National Lab: Costs Continue To Drop For Residential, Commercial PV


Compared to a year earlier, installed costs of solar PV systems declined across two of three sectors in the first quarter of 2018, according to an annual cost benchmarking study from the U.S. Department of Energy’s (DOE) National Renewable Energy Laboratory (NREL).

According to the report, “U.S. Solar Photovoltaic System Cost Benchmark: Q1 2018,” the Q1 PV cost benchmarks are $2.70/W of direct current (Wdc) for residential systems (a 4.9% cost decline), $1.83/Wdc for commercial systems (a 2.6% decrease), $1.06/Wdc for fixed-tilt utility-scale systems (a 1.9% increase), and $1.13/Wdc for one-axis-tracking utility-scale systems (a 0.9% increase).

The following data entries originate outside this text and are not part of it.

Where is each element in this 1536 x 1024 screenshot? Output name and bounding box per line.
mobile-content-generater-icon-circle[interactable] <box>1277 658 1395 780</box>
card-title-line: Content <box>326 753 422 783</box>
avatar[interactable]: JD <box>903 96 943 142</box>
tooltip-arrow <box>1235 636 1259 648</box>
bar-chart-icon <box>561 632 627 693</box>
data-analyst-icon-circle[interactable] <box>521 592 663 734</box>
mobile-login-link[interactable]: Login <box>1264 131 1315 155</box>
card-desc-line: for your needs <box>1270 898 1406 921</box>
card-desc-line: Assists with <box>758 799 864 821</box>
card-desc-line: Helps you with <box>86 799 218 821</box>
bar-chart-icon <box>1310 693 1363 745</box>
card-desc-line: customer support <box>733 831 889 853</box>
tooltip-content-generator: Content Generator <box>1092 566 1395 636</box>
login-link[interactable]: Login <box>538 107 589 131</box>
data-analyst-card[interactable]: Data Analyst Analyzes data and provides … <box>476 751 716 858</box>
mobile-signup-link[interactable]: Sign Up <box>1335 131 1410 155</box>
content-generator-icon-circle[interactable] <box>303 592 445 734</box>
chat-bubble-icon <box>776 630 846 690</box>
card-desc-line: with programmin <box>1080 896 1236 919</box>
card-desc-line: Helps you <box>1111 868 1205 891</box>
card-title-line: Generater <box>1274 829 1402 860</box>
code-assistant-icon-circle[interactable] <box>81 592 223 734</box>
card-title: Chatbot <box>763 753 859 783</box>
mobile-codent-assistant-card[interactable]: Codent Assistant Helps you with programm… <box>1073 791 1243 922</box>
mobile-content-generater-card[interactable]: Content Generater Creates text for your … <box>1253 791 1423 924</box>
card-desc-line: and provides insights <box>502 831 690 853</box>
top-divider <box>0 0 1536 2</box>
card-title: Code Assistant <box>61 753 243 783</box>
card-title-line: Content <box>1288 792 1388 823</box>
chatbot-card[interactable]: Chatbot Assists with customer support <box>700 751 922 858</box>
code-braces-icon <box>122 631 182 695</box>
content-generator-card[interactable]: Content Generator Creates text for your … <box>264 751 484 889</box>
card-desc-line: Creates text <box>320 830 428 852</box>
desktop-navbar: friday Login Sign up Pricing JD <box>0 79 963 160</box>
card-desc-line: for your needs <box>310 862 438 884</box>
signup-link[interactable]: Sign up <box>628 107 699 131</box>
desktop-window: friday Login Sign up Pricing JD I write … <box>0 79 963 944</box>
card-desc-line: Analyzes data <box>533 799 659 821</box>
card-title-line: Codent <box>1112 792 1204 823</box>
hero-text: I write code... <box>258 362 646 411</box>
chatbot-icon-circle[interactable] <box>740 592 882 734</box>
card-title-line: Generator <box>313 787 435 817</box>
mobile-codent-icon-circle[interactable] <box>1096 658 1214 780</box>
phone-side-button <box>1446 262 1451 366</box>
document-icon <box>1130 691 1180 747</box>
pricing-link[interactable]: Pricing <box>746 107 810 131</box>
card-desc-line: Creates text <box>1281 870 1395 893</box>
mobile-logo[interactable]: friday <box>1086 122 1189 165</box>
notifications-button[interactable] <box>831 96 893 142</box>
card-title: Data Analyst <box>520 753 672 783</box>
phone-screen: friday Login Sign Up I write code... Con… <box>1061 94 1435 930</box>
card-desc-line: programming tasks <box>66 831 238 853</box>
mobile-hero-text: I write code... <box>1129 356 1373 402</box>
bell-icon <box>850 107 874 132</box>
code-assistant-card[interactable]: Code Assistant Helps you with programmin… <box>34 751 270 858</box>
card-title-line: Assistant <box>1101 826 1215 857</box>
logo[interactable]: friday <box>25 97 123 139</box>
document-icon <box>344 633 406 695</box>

“Higher-voltage inverter designs, lower inverter prices and higher module efficiencies contributed to cost reductions,” says Ran Fu, who authored the report with fellow NREL researchers David Feldman, Mike Woodhouse and Robert Margolis.

On the other hand, according to the researchers, higher module prices, higher labor wages and higher steel prices raised costs. In the utility sector, where PV modules represent a larger portion of overall project costs, increased module prices helped to drive the slight increase in installed solar costs, the report says.

This annual cost benchmarking effort first began in 2010, notes NREL.

Fu and Margolis, along with fellow NREL researcher Timothy Remo, authored a companion report that provides NREL’s first cost benchmarking of energy storage and PV-plus-storage systems.

The report, “2018 U.S. Utility-Scale Photovoltaics-Plus-Energy Storage System Cost Benchmark,” models the costs of several stand-alone lithium-ion storage and PV-plus-storage system configurations.

For a stand-alone storage system, assuming a constant battery price of $209/kWh, the installed system costs vary from $380/kWh for a four-hour battery system to $895/kWh for a 30-minute battery system.

Historically, most PV-plus-storage systems have installed PV and storage systems in separate locations, NREL says. However, the report finds that co-locating the PV and storage subsystems reduces costs related to site preparation, land acquisition, permitting, interconnection, labor and hardware.

According to NREL, both reports and their models can be used to estimate future cost-reduction opportunities for PV and PV-plus-storage systems, helping to guide research and track costs. The reports were funded by the DOE’s Solar Energy Technologies Office.